O MPF celebrou este ano um acordo com o município de Belterra, no Pará, que garantirá a reestruturação de três escolas indígenas na região, com a construção de uma unidade e reforma de outras duas. O município deverá apresentar um plano prevendo instalações e equipamentos adequados, internet, materiais didáticos, supervisão pedagógica permanente e gestão democrática participativa.
Além disso, o acordo garante a adoção de uma matriz curricular indígena, a contratação de professores no ensino de língua materna e saberes culturais, com os direitos próprios da categoria, além de oferta de merenda escolar de qualidade. Também passa a ser vedado ao Município exigir qualificação específica para os professores dessas disciplinas, bastando declaração de domínio assinada pelo cacique da aldeia ou pela Fundação Nacional dos Povos Indígenas (Funai). O acordo ainda prevê a participação ativa das comunidades na tomada de decisões pedagógicas que as afetem, por meio de consulta prévia, livre e informada. Serão beneficiadas as comunidades Bragança, Marituba e Takuara.
O município deverá apresentar relatórios trimestrais da execução do plano homologado, para fins de monitoramento e revisão. O cumprimento do acordo será fiscalizado pelo MPF, Justiça Federal e pelas próprias comunidades. Em caso de descumprimento dos termos firmados, cabe multa diária em valor a ser estipulado pela Justiça.

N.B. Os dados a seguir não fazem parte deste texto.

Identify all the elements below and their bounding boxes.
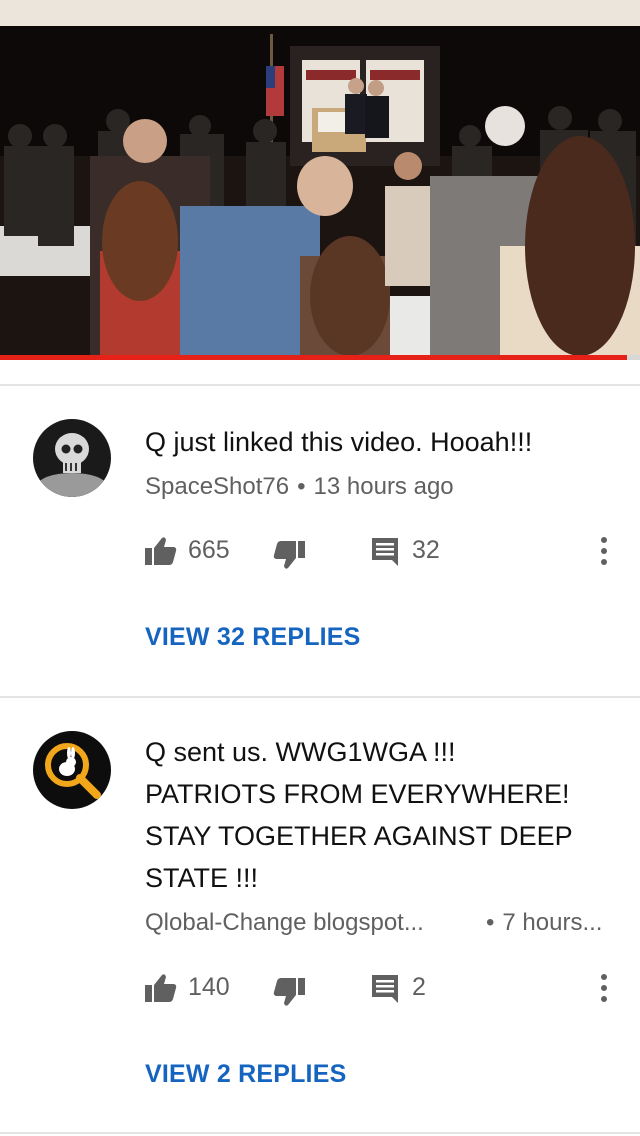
comment-text-line: STATE !!!	[145, 863, 259, 893]
thumbs-up-icon[interactable]	[145, 536, 177, 566]
thumbs-down-icon[interactable]	[273, 977, 305, 1007]
reply-comment-icon[interactable]	[372, 975, 398, 1003]
like-count: 140	[188, 973, 230, 1001]
meta-separator-dot: •	[297, 473, 306, 500]
video-progress-bar[interactable]	[0, 355, 640, 360]
reply-count: 32	[412, 536, 440, 564]
status-bar-strip	[0, 0, 640, 26]
comment-text: Q just linked this video. Hooah!!!	[145, 421, 615, 463]
meta-separator-dot: •	[486, 909, 495, 936]
comment-time: 7 hours...	[502, 909, 603, 936]
comment-text-line: PATRIOTS FROM EVERYWHERE!	[145, 779, 570, 809]
comment-item: Q just linked this video. Hooah!!! Space…	[0, 386, 640, 696]
thumbs-down-icon[interactable]	[273, 540, 305, 570]
like-count: 665	[188, 536, 230, 564]
video-progress-fill	[0, 355, 628, 360]
more-vertical-icon[interactable]	[592, 971, 616, 1005]
section-divider	[0, 1132, 640, 1134]
comment-actions: 140 2	[0, 969, 640, 1009]
comment-item: Q sent us. WWG1WGA !!! PATRIOTS FROM EVE…	[0, 698, 640, 1136]
comment-author[interactable]: Qlobal-Change blogspot...	[145, 909, 424, 937]
comment-text-line: Q just linked this video. Hooah!!!	[145, 427, 533, 457]
more-vertical-icon[interactable]	[592, 534, 616, 568]
thumbs-up-icon[interactable]	[145, 973, 177, 1003]
comment-time: 13 hours ago	[313, 473, 454, 500]
comment-text-line: Q sent us. WWG1WGA !!!	[145, 737, 456, 767]
comment-meta: SpaceShot76 • 13 hours ago	[145, 473, 454, 501]
comment-text-line: STAY TOGETHER AGAINST DEEP	[145, 821, 573, 851]
rabbit-magnifier-avatar-icon[interactable]	[33, 731, 111, 809]
comment-meta-time: • 7 hours...	[486, 909, 602, 937]
view-replies-button[interactable]: VIEW 32 REPLIES	[145, 623, 361, 652]
reply-comment-icon[interactable]	[372, 538, 398, 566]
comment-text: Q sent us. WWG1WGA !!! PATRIOTS FROM EVE…	[145, 731, 615, 899]
skull-avatar-icon[interactable]	[33, 419, 111, 497]
video-player[interactable]	[0, 26, 640, 356]
comment-actions: 665 32	[0, 532, 640, 572]
reply-count: 2	[412, 973, 426, 1001]
video-frame	[0, 26, 640, 356]
comment-author[interactable]: SpaceShot76	[145, 473, 289, 500]
view-replies-button[interactable]: VIEW 2 REPLIES	[145, 1060, 346, 1089]
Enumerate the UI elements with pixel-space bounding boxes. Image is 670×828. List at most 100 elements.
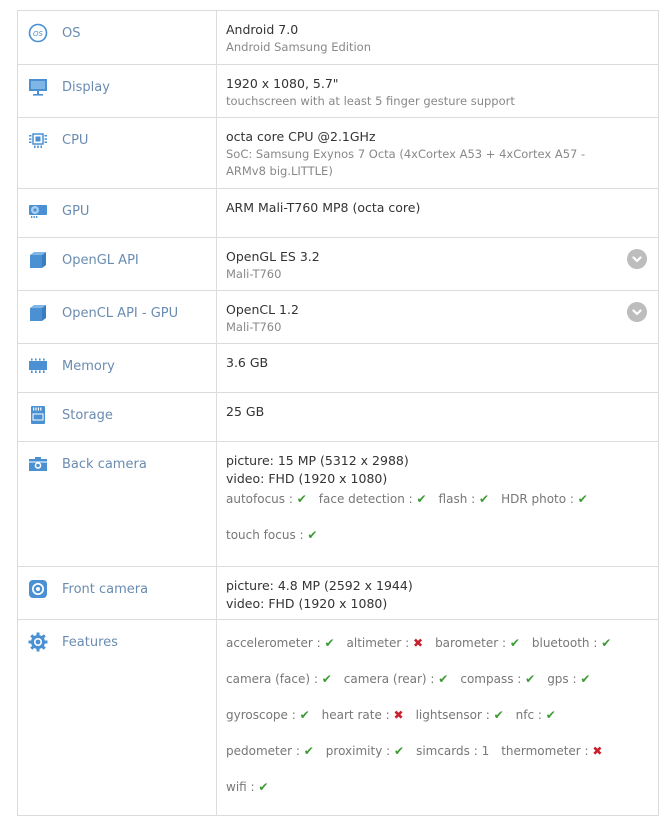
feature-name: barometer : <box>435 636 510 650</box>
check-icon: ✔ <box>307 528 318 542</box>
spec-value: ARM Mali-T760 MP8 (octa core) <box>226 200 421 215</box>
spec-row-storage: Storage 25 GB <box>18 392 658 441</box>
feature-line: gyroscope : ✔ heart rate : ✖ lightsensor :… <box>226 704 658 740</box>
expand-button[interactable] <box>627 249 647 269</box>
feature-name: autofocus : <box>226 492 297 506</box>
feature-name: pedometer : <box>226 744 304 758</box>
camera-video: video: FHD (1920 x 1080) <box>226 596 388 611</box>
feature-item: touch focus : ✔ <box>226 526 317 544</box>
feature-line: pedometer : ✔ proximity : ✔ simcards : 1th… <box>226 740 658 776</box>
row-value: 1920 x 1080, 5.7" touchscreen with at le… <box>217 65 658 117</box>
row-value: OpenGL ES 3.2 Mali-T760 <box>217 238 658 290</box>
feature-line: accelerometer : ✔ altimeter : ✖ barometer … <box>226 632 658 668</box>
monitor-icon <box>28 77 48 97</box>
spec-subvalue: SoC: Samsung Exynos 7 Octa (4xCortex A53… <box>226 147 586 178</box>
spec-row-os: OS OS Android 7.0 Android Samsung Editio… <box>18 11 658 64</box>
spec-value: Android 7.0 <box>226 22 299 37</box>
feature-name: nfc : <box>515 708 546 722</box>
spec-label: OS <box>62 26 81 41</box>
feature-item: autofocus : ✔ <box>226 490 307 508</box>
row-header: Features <box>18 620 217 815</box>
chevron-down-icon <box>632 256 642 263</box>
feature-item: compass : ✔ <box>460 672 535 686</box>
feature-name: gps : <box>547 672 581 686</box>
spec-value: OpenCL 1.2 <box>226 302 299 317</box>
check-icon: ✔ <box>416 492 427 506</box>
device-specs-table: OS OS Android 7.0 Android Samsung Editio… <box>17 10 659 816</box>
feature-value: 1 <box>481 744 490 758</box>
feature-item: camera (face) : ✔ <box>226 672 332 686</box>
feature-name: wifi : <box>226 780 259 794</box>
feature-item: thermometer : ✖ <box>501 744 602 758</box>
feature-item: nfc : ✔ <box>516 708 556 722</box>
row-header: Back camera <box>18 442 217 566</box>
feature-line: wifi : ✔ <box>226 776 658 812</box>
cross-icon: ✖ <box>592 744 603 758</box>
spec-value: OpenGL ES 3.2 <box>226 249 320 264</box>
check-icon: ✔ <box>601 636 612 650</box>
spec-subvalue: Android Samsung Edition <box>226 40 371 54</box>
camera-picture: picture: 15 MP (5312 x 2988) <box>226 453 409 468</box>
check-icon: ✔ <box>580 672 591 686</box>
check-icon: ✔ <box>493 708 504 722</box>
expand-button[interactable] <box>627 302 647 322</box>
spec-row-display: Display 1920 x 1080, 5.7" touchscreen wi… <box>18 64 658 117</box>
feature-name: bluetooth : <box>531 636 602 650</box>
feature-name: compass : <box>460 672 526 686</box>
row-value: picture: 4.8 MP (2592 x 1944) video: FHD… <box>217 567 658 619</box>
feature-name: camera (face) : <box>226 672 322 686</box>
spec-subvalue: touchscreen with at least 5 finger gestu… <box>226 94 515 108</box>
spec-row-opengl: OpenGL API OpenGL ES 3.2 Mali-T760 <box>18 237 658 290</box>
feature-name: altimeter : <box>346 636 413 650</box>
spec-label: Back camera <box>62 457 147 472</box>
row-value: Android 7.0 Android Samsung Edition <box>217 11 658 64</box>
spec-value: 1920 x 1080, 5.7" <box>226 76 339 91</box>
row-value: ARM Mali-T760 MP8 (octa core) <box>217 189 658 237</box>
spec-row-opencl: OpenCL API - GPU OpenCL 1.2 Mali-T760 <box>18 290 658 343</box>
spec-label: CPU <box>62 133 89 148</box>
gear-icon <box>28 632 48 652</box>
memory-icon <box>28 356 48 376</box>
row-value: OpenCL 1.2 Mali-T760 <box>217 291 658 343</box>
feature-item: wifi : ✔ <box>226 780 268 794</box>
feature-name: flash : <box>438 492 479 506</box>
row-header: Front camera <box>18 567 217 619</box>
spec-label: Front camera <box>62 582 149 597</box>
row-value: accelerometer : ✔ altimeter : ✖ barometer … <box>217 620 658 815</box>
row-header: Display <box>18 65 217 117</box>
camera-video: video: FHD (1920 x 1080) <box>226 471 388 486</box>
feature-item: simcards : 1 <box>416 744 489 758</box>
feature-item: altimeter : ✖ <box>347 636 424 650</box>
spec-label: OpenGL API <box>62 253 139 268</box>
check-icon: ✔ <box>577 492 588 506</box>
row-header: Storage <box>18 393 217 441</box>
feature-name: heart rate : <box>321 708 394 722</box>
spec-subvalue: Mali-T760 <box>226 320 282 334</box>
spec-value: octa core CPU @2.1GHz <box>226 129 376 144</box>
row-value: 3.6 GB <box>217 344 658 392</box>
spec-label: Features <box>62 635 118 650</box>
feature-name: touch focus : <box>226 528 308 542</box>
row-header: GPU <box>18 189 217 237</box>
spec-label: Memory <box>62 359 115 374</box>
feature-name: face detection : <box>318 492 417 506</box>
feature-item: barometer : ✔ <box>435 636 520 650</box>
feature-name: camera (rear) : <box>343 672 439 686</box>
spec-label: Storage <box>62 408 113 423</box>
check-icon: ✔ <box>394 744 405 758</box>
feature-name: proximity : <box>325 744 394 758</box>
check-icon: ✔ <box>479 492 490 506</box>
check-icon: ✔ <box>324 636 335 650</box>
row-value: 25 GB <box>217 393 658 441</box>
feature-item: face detection : ✔ <box>319 490 427 508</box>
spec-subvalue: Mali-T760 <box>226 267 282 281</box>
feature-line: camera (face) : ✔ camera (rear) : ✔ compas… <box>226 668 658 704</box>
spec-label: GPU <box>62 204 90 219</box>
row-header: Memory <box>18 344 217 392</box>
row-header: OpenGL API <box>18 238 217 290</box>
feature-item: lightsensor : ✔ <box>416 708 504 722</box>
feature-item: HDR photo : ✔ <box>501 490 588 508</box>
spec-label: OpenCL API - GPU <box>62 306 179 321</box>
camera-picture: picture: 4.8 MP (2592 x 1944) <box>226 578 413 593</box>
feature-item: heart rate : ✖ <box>322 708 404 722</box>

O acordo foi celebrado após ampla atuação do MPF no caso, que propôs inicialmente medidas extrajudiciais para resolução da questão. Após não obter resposta do município, o órgão ingressou com uma ação civil pública na Justiça em caráter de urgência para reconhecimento das escolas como educandários indígenas. A situação era precária, com os alunos frequentando aulas em espaços improvisados, convivendo com rachaduras e problemas elétricos. Uma das salas de aula teve que ser interditada por risco de desabamento.
Conte com o MPF – Se a educação indígena for ausente ou insuficiente em determinado território, o MPF pode atuar na questão. Qualquer cidadão pode acionar o órgão, seja por escrito, pessoalmente, nas Salas de Atendimento ao Cidadão (SAC) das unidades dos MPF espalhadas pelo país, ou de maneira eletrônica pelo MPF Serviços. Um depoimento fundamentado é o suficiente para que se faça uma representação, mas a apresentação de fotos, documentos e outras evidências é encorajada.
O MPF possui atuação temática na causa indígena, por meio da Câmara de Populações Indígenas e Comunidades Tradicionais (6CCR). O principal desafio dos procuradores da República que atuam nessas temáticas é assegurar a pluralidade do Estado brasileiro na perspectiva étnica e cultural, como determina a Constituição Federal de 1988.
Saiba mais – A Constituição reconhece aos povos indígenas a manutenção de sua organização social, costumes, línguas, crenças e tradições (Art. 231), o que passa pela educação diferenciada como forma de transmissão de seu modo de vida entre gerações. A educação indígena também é abordada nos artigos 210 (§ 2º), que versa sobre o direito de alfabetização em língua materna, e 215 (§ 1º), que prevê a proteção das manifestações culturais indígenas.
O dever do Estado em oferecer uma educação escolar bilíngue e intercultural foi reforçado na Lei de Diretrizes e Bases da Educação Nacional (Lei 9.394/1996). A Lei prevê a necessidade de se fortalecerem as práticas socioculturais e a língua materna de cada comunidade indígena, proporcionando a oportunidade de recuperação de suas memórias históricas e a reafirmação de suas identidades.
Novos objetivos e metas para a educação indígena foram trazidos no Plano Nacional da Educação (Lei 10.172/2001). Além disso, o Decreto 26/1991 transferiu a coordenação das ações educacionais em terras indígenas da Funai para o Ministério da Educação (MEC), com a execução das iniciativas ficando a cargo de estados e municípios.